Teachers are still protesting outside of Sydney's central business district (CBD). Tens of thousands of teachers are also protesting in places like Wollongong and Tweed Heads.

A week of strikes

Rail workers' strikes are still causing problems in the city because they affect how often trains run.

The rail union says its strike will go on this week, even though Transport Minister David Elliott said he would spend $264 million to make safety changes to a fleet of Korean-made trains.

The Rail, Tram, and Bus Union has been fighting with the government for a long time over the changes.

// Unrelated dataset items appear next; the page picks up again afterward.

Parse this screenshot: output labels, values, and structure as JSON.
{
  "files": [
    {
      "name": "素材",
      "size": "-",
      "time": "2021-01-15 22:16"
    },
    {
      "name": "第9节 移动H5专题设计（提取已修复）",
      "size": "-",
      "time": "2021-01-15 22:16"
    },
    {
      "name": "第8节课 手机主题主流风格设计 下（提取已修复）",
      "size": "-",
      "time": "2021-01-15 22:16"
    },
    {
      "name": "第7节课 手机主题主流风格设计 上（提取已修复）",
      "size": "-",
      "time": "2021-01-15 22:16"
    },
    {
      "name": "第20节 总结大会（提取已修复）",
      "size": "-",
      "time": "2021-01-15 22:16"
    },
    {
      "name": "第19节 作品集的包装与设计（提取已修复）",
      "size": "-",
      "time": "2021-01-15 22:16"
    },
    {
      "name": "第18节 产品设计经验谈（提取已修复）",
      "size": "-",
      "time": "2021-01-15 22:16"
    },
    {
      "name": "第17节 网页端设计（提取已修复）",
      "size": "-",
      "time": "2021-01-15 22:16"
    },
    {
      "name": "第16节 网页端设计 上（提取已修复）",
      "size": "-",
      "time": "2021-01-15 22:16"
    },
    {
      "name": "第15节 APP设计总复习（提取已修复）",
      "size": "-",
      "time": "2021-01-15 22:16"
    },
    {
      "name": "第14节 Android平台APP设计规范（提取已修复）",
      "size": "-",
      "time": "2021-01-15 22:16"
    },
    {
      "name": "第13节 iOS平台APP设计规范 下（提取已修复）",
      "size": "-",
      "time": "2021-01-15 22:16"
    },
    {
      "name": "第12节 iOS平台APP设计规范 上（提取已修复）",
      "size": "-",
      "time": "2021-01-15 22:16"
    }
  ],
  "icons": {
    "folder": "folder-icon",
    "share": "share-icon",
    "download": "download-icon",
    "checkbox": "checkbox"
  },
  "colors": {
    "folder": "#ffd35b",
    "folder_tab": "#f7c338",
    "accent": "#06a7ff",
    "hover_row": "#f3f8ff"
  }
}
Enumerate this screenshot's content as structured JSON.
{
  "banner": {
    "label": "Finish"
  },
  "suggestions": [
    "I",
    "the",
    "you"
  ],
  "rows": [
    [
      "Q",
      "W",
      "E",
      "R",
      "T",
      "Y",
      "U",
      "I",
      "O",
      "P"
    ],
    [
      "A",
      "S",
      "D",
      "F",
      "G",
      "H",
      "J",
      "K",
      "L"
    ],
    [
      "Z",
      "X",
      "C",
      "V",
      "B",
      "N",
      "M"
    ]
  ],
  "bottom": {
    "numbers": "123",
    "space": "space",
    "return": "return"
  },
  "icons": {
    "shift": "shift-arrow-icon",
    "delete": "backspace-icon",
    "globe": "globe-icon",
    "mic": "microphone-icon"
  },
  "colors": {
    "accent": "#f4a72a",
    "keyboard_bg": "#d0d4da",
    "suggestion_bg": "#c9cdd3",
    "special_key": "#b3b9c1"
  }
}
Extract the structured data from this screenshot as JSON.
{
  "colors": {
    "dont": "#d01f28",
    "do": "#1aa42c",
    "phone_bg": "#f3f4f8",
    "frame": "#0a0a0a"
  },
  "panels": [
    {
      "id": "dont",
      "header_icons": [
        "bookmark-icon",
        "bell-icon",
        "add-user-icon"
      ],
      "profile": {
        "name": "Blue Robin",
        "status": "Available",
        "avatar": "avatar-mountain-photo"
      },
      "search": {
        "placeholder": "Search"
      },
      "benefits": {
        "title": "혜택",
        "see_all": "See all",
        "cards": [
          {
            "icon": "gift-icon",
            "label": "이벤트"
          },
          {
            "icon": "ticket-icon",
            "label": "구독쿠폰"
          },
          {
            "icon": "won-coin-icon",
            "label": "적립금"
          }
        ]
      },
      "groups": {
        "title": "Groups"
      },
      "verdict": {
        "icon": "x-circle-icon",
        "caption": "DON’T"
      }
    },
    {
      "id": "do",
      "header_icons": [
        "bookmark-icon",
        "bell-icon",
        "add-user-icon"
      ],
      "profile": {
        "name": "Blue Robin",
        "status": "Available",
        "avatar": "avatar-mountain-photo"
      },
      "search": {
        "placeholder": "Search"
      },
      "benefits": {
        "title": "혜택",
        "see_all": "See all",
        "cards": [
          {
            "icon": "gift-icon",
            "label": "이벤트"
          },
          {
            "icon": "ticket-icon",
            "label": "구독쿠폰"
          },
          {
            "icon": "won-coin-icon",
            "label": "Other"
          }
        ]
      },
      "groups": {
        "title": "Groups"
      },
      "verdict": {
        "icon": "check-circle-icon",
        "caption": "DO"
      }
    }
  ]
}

Alex Claassens, the secretary of the RTBU, said that before any action is called off, the union wants to see the whole package and commitment in writing and talk about it with its members.

Mr. Claassens said, "Rail workers and commuters have been burned too many times to believe what one minister says in one meeting."

CEO of Sydney Trains Matt Longland said that the network was running with fewer trains than usual, which was like a weekend schedule.

He told people who take the train to work to stay home or give themselves more time because trains will run less often and be more crowded.

On Tuesday, the rail union began a strike by slowing trains down to 60 km/h.

During peak times on Friday, speeds will be slowed down by 70%.

Check here to see if your trains will be affected.